Maharaja of Tripura
- Reign: 1725–1729
- Predecessor: Dharma Manikya II
- Successor: Dharma Manikya II
- Died: 1729
- Issue: Balaram Manikya; Rama Chandra;
- House: Manikya dynasty
- Father: Vijaya Narayan (grandson of Chhatra Manikya)
- Religion: Hinduism

= Jagat Manikya =

Jagat Manikya, pre-reign name Jogotroy, was the Bengali-backed ruler of Roshnabad, which had been until then part of the Kingdom of Tripura from 1732.
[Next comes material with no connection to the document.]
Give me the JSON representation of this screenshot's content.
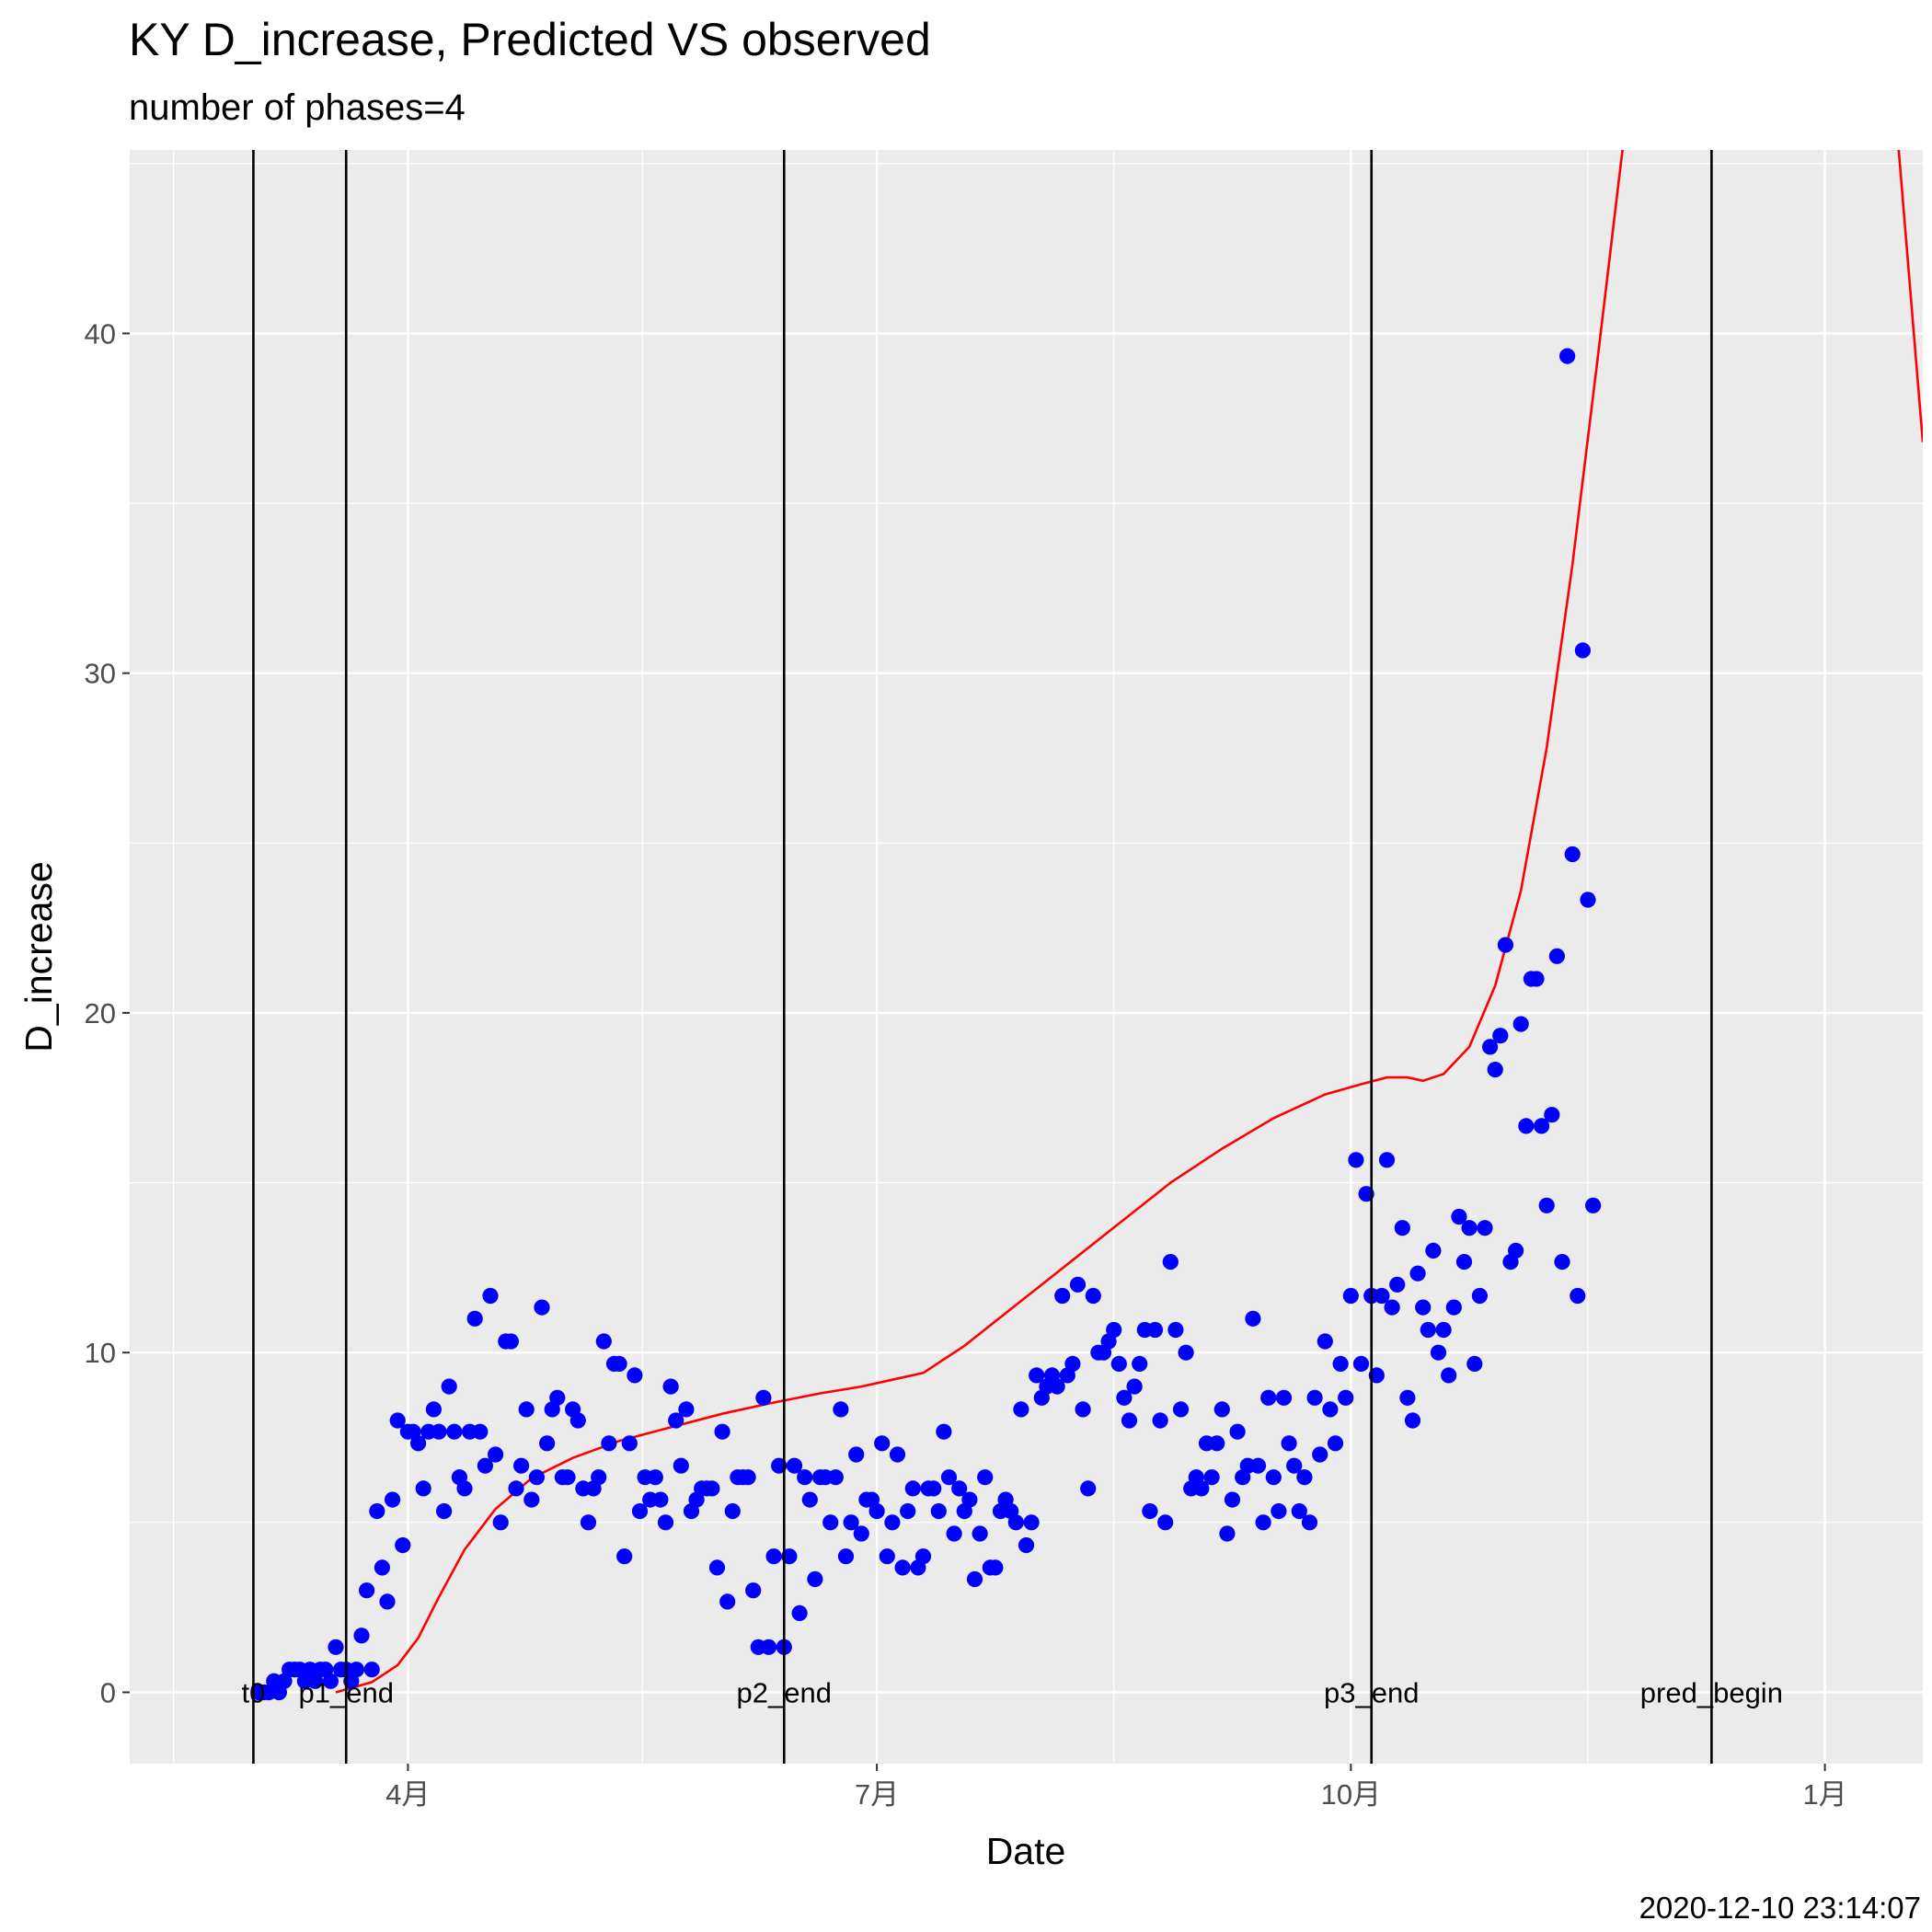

In that year Jogotroy decided that he wanted to be the ruler instead of his relative Dharma Manikya. He went to Bengal and recruited to sub-agents of the Nawab of Bengal Shuja-ud-Din Muhammad Khan to aid him in his plans. These were Mir Habid, Dewan of Newabat, and Aqua Sadique, Zamindar of Baladakhan. They led an armed force in attack on Udaipur. In a battle as they approached the city Kamal Narayana, the principal leader of Dharma Manikya's forces was killed and Dharma Manikya and his supporters fled into the Tripura Hill Country. Jogotroy then assumed the reign name of Jagat Manikya and was able to impose his rule as a vassal of the Nawab of Bengal over much of modern Sylhet, Mymensingh. He ruled out of Roshnabad (Greater Comilla).

==Sources==
- Bidhas Kanti Kilikhar. Tripura of the Eighteenth Century with Samsher Gazi Against Feudalism: A Historical Study. Chhapakuthi, Agartula: Tripura State Tribal Cultural Research Institute and Museum, 1995.